You’re right “subsistence homesteads”

(5:37) Even pauperized Poland helps house her citizens- 2-,000 living here in Warsaw.

(5:51) All aboard for Russia.

(5:56) They said the barbed wire fence at the border had been torn down.

(6:01) Secretary Henderson greets us at the Embassy.

(6:07) Ambassador Bullit builds good will by teaching the Soviets baseball in Moscow.

(6:25) United States gives Russia the baseball equipment.

(6:31) Soviet guards hold back the crowds as we photograph Lenin’s Tomb, permit us to take St. Basil’s, but didn’t know we got the Kremlin’s interior.

(7:07) No, this isn’t a bread line, just waiting for a street car.

(7:15) 3000 of the 210,000 co-operative apartment dwellers live here (1% interest 90 year amortization) Note boots drying on fence.

(7:47) Berlin and the newly named Hindendurg Square.

(7:59) Temporary Truck Gardening, Multiple Housing, and Permanent Subsistence Homes.

(8:38) When Obstructionists say “America cannot solve her Slum Problem by using the experience of Europe” – they are as wrong as they would be if they opposed the use of smallpox serum merely because an English-man discovered it.

(8:47) The Statendam pitches us back to New York.

Reel 4:

(0:00) Let’s leave the slums of our own cities to visit other cities.

(0:04) New York

(0:23) Do you know this side of Washington, D.C.?

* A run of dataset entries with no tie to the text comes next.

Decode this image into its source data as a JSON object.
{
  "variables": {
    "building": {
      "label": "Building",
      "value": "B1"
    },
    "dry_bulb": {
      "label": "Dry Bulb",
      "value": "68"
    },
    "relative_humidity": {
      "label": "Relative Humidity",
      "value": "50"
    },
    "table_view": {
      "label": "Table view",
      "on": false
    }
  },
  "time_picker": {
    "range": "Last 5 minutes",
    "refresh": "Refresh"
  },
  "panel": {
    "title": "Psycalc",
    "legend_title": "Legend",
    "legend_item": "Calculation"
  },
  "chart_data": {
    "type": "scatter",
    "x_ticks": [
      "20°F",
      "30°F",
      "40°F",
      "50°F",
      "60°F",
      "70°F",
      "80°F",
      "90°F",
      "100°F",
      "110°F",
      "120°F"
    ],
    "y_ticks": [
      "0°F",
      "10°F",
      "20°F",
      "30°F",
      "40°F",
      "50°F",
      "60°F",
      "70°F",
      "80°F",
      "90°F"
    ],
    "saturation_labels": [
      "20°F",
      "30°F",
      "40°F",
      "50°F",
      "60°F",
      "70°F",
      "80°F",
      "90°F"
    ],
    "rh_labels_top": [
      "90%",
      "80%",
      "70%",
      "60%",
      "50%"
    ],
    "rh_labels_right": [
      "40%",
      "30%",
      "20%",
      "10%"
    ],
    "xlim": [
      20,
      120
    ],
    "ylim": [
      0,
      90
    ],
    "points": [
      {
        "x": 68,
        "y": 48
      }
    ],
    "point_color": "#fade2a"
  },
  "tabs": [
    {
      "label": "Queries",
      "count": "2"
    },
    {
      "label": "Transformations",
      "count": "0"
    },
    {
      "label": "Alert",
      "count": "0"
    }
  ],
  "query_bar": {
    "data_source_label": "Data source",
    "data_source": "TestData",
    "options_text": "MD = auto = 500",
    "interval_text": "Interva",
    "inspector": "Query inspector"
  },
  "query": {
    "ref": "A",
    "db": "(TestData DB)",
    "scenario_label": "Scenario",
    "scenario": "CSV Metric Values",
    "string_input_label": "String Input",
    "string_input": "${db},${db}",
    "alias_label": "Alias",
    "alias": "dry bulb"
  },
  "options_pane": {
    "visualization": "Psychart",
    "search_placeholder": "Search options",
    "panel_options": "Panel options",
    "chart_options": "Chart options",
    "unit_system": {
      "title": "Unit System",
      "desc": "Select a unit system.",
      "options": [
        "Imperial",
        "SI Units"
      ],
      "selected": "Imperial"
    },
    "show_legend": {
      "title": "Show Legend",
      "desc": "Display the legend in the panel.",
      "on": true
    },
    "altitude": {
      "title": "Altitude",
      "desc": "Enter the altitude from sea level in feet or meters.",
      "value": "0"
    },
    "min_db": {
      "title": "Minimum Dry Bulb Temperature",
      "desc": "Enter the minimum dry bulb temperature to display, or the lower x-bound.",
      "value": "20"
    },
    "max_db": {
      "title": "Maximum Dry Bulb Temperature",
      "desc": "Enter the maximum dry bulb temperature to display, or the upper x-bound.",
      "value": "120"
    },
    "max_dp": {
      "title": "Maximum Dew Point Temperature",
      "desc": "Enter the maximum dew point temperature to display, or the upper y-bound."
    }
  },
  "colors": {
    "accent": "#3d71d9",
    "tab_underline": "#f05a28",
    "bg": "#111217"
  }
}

(0:36, scrolling) Of the 99,000 dwellings I Atlanta here are some of 15,000 “home” without running water – 25,000 without water closets – 33,000 without bathing facilities (Department of Commerce Statistics, Washington, July 26, 1934) and Atlanta is quite typical of her Sister Cities!!

(1:02) From such “Homes” come our Cooks, Laundresses, and those who Nurse Our Babies, spreading epidemics and the most vicious diseases. The slum cancer menaces you and me - - it menaces every citizen.

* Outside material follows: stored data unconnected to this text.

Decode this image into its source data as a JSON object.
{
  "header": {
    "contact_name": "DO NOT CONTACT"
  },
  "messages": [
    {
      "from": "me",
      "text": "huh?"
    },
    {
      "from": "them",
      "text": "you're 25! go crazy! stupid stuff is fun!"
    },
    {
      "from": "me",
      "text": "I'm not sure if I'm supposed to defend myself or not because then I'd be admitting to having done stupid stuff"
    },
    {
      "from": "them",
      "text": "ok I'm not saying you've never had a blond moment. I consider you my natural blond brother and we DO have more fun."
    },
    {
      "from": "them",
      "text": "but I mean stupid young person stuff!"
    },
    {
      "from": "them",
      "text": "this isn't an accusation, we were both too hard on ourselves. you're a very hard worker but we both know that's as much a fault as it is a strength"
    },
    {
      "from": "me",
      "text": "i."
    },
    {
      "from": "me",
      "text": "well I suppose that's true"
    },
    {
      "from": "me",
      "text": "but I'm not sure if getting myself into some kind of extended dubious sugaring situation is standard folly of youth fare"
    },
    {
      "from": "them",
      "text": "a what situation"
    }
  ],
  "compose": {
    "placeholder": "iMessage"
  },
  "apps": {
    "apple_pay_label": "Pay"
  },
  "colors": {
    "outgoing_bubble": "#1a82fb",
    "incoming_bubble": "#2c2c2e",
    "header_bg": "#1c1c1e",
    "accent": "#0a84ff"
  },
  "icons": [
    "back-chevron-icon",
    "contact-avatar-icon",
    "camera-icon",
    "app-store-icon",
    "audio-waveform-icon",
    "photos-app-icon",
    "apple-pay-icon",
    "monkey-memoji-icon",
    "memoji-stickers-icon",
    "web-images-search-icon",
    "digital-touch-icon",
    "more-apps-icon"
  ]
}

(1:11) September 29, 1934 Secretary Ickes fires the first gun for Uncle Sam – down comes an “ill conceived, irregular, one eyed, limping house” as war starts on the slums of Atlanta, Georgia.

(1:25) Techwood -1935.

(1:36) President Roosevelt visits Techwood Homes, November 29th, 1935, preceded by Colonel Starling.

(1:45) Angelo Clas, Director of Housing for the United States, greets the President, Mrs. Roosevelt, Senator George, and Senator Russell.

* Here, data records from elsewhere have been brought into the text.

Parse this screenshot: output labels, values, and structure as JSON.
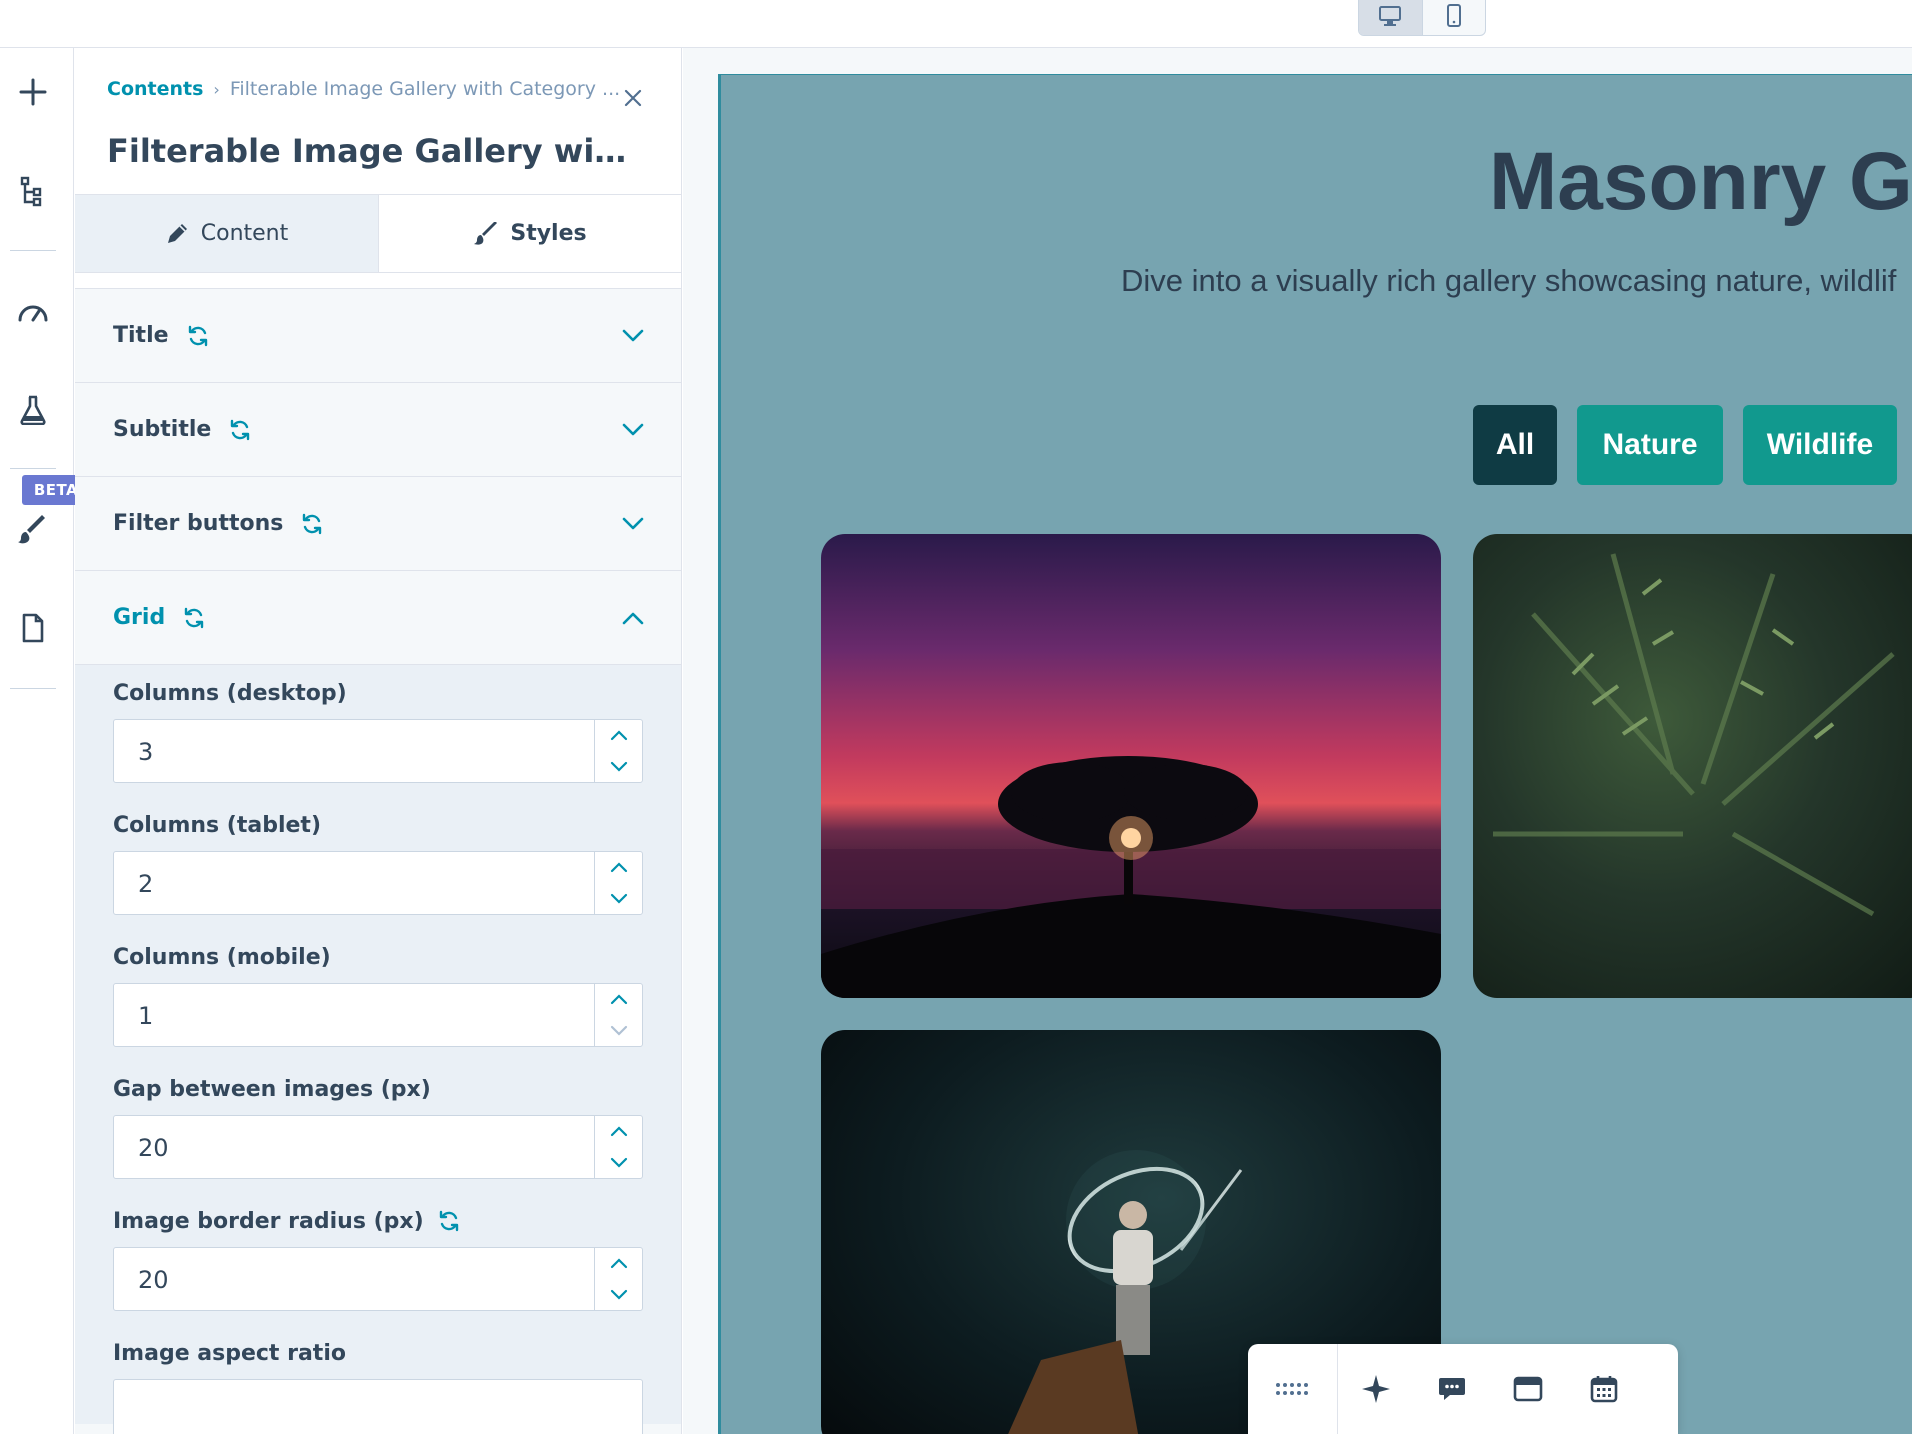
{
  "breadcrumb": {
    "root": "Contents",
    "current": "Filterable Image Gallery with Category ..."
  },
  "panel": {
    "title": "Filterable Image Gallery with C...",
    "tabs": [
      {
        "label": "Content",
        "icon": "pencil-icon",
        "active": true
      },
      {
        "label": "Styles",
        "icon": "brush-icon",
        "active": false
      }
    ],
    "sections": [
      {
        "label": "Title"
      },
      {
        "label": "Subtitle"
      },
      {
        "label": "Filter buttons"
      },
      {
        "label": "Grid",
        "open": true
      }
    ],
    "grid_fields": [
      {
        "label": "Columns (desktop)",
        "value": "3"
      },
      {
        "label": "Columns (tablet)",
        "value": "2"
      },
      {
        "label": "Columns (mobile)",
        "value": "1"
      },
      {
        "label": "Gap between images (px)",
        "value": "20"
      },
      {
        "label": "Image border radius (px)",
        "value": "20"
      },
      {
        "label": "Image aspect ratio"
      }
    ]
  },
  "rail": {
    "badge": "BETA"
  },
  "preview": {
    "title": "Masonry Ga",
    "subtitle": "Dive into a visually rich gallery showcasing nature, wildlif",
    "filters": [
      "All",
      "Nature",
      "Wildlife"
    ]
  },
  "colors": {
    "accent": "#0091ae",
    "page_bg": "#77a4b0",
    "filter_active": "#0f3b44",
    "filter": "#11998e",
    "beta": "#6a78d1"
  }
}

(1:52, scrolling) Millions over the radio and Fifty Thousand in person listen to the President as he says “Within sight of you today stands a tribute to useful work under Government Supervision – the first Slum Clearance and Low Rent Housing Project – we have cleaned out nine square blocks of antiquated, squalid dwellings for years a detriment to this Community – and in their places we see the Bright Cheerful Buildings of Techwood – within a very short time, people who never before could get a decent roof over their heads will live here in reasonable comfort and healthful worth-while surroundings…”

(2:26) Time Marches On as Techwood nears completion.

(2:51) TECHWOOD: Before and After

(3:21) Techwood – 1936.

(4:06) Now to the sixteenth International Housing and Town Planning Congress in Mexico City, August 1938.

(4:15) The Coleans of Washington and Mr. George Pepler, Pres-dent of the Congress, with Miss Halton, both of London, pause en route.

(4:28) Close to Mexico City our train wrecks, killing nine people.

(4:47) Rivera’s famous murals, his house and the national cathedral.

(5:16) Special entertainment for delegates to the Congress.

(6:10) En route to the Pyramids, Architect Beltrean shows how Mexico is turning the salt sea at Texcoco into fertile farms.

(7:14) Typical Mexican Slums.

(7:31) Here’s where many slumites now live, thanks to Carlos Contreras.

(8:21) Citizens of America Awake, Study and Understand Housing, Then Help Achieve!!